By focusing on the cash within - or owed to - the business, finance teams can make informed decisions on how to improve working capital, tighten cash management policies and minimise idle cash. All of which are more effective, cheaper and quicker measures
to optimise cash flow than looking at cutting costs.
For businesses looking to take steps to preserve cash, here are three ways I’d recommend you prioritise:
1. Intelligent customer segmentation
Never underestimate the value of data a business holds on its customers. Having access to and knowledge of customer characteristics such as company size, industry, location, payments history and so forth makes it possible for businesses to segment its portfolios
and gain greater insight into who they are dealing with.
It’s important to remember segmentation is more than just identifying patterns, it allows organisations to look ahead, plan and align with its overall enterprise mission. By dividing customer bases into groups based on risk, size and strategic value of accounts,
businesses will be able to target each individual segment with a tailored cash collection plan.
Implementing these collection strategies and adopting collection best practices, will help organisations improve the likelihood of being paid on time, or even in advance. Including the sales team is a great use of resources, and is known to positively impact
- in speed and optimising dispute resolutions - cash collection due to their familiarity with the customer.
2. Treasury’s visibility is key
Given the importance of cash flow in times like a global pandemic, the treasury, the interface between the business and its financial providers, is a key element in any financial strategy. Why? Because attaining strong cash visibility and forecasting cash
in both the near and long-term is its ambition which ultimately supports organisations in analysing overall business risk and continuity plans.
Investigating and bringing together data from bank accounts, investment portals, and so on, allows finance departments to have unprecedented levels of insight into the transactions and exposures impacting an organisation's cash flow.
3. Make supplier segmentation your friend
As with customers, segmentation can also work well for suppliers too. Allocate time to chase up suppliers for any inaccurate payments and unclaimed credit balances. By segmenting an organisation’s suppliers by payment terms, finance teams can then prioritise
scheduled payments according to urgent, relationship and length of payment cycle.
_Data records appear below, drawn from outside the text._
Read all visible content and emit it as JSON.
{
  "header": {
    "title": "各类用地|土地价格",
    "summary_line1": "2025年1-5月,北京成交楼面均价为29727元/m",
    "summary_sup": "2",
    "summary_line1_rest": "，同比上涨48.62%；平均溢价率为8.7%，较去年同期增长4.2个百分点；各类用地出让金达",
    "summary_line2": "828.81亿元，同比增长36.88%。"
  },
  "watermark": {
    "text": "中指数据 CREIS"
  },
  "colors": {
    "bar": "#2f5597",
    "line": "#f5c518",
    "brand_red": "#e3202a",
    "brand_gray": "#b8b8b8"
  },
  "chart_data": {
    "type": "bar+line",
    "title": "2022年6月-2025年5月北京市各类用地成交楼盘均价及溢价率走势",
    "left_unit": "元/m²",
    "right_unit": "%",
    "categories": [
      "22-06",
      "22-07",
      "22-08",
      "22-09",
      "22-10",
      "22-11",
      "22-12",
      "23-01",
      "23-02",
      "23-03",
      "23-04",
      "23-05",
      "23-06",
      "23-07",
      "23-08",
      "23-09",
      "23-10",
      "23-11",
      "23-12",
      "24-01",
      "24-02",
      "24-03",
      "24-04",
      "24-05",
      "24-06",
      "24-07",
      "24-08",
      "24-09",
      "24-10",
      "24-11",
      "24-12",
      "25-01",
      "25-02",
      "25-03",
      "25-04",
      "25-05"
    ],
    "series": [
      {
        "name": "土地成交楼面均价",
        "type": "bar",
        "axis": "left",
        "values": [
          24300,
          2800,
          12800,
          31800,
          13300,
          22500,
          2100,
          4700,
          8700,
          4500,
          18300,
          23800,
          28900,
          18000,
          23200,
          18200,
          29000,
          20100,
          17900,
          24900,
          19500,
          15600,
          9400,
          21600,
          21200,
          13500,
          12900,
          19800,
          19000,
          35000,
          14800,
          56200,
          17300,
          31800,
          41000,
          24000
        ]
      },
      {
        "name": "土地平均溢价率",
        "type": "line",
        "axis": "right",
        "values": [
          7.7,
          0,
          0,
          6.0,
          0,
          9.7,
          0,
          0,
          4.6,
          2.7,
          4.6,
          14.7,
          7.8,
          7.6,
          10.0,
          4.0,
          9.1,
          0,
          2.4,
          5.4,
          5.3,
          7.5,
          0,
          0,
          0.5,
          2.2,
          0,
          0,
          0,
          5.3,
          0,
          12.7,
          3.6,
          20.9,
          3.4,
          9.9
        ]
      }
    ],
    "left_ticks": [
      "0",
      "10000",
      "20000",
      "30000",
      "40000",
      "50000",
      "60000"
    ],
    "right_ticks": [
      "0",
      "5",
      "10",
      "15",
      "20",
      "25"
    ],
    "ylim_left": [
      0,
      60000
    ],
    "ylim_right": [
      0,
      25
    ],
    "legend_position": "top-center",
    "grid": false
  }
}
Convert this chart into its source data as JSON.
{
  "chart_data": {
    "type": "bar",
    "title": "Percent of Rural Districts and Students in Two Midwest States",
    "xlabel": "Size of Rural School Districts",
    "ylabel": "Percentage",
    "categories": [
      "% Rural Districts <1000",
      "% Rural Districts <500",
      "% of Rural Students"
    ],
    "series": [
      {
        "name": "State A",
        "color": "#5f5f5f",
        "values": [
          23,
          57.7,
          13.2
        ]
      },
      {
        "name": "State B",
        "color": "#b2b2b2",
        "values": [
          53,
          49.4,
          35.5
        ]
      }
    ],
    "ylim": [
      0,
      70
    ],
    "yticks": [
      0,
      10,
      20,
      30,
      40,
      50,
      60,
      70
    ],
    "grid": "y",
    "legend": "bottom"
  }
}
In order to alleviate any cash-flow issues later down the line, organisations with a healthier cash flow may wish to consider choosing to pay a number of suppliers earlier.
Don’t lose future vision
Securing cash is just the first in many steps businesses can take when looking at ways to positively optimise cash flow. Further opportunities include optimising net working capital across accounts receivable and preparing a revised business plan for stabilisation
after the crisis.
Whether or not this particular economic crisis is an organisation’s first rodeo, it is unlikely this will be the first time it has faced times of uncertainty. It is important to not lose vision for the future and as and when opportunity arises, apply new
practices. Cash flow management, if it hasn’t already, must become an integral part of any organisation's future planning and risk assessments.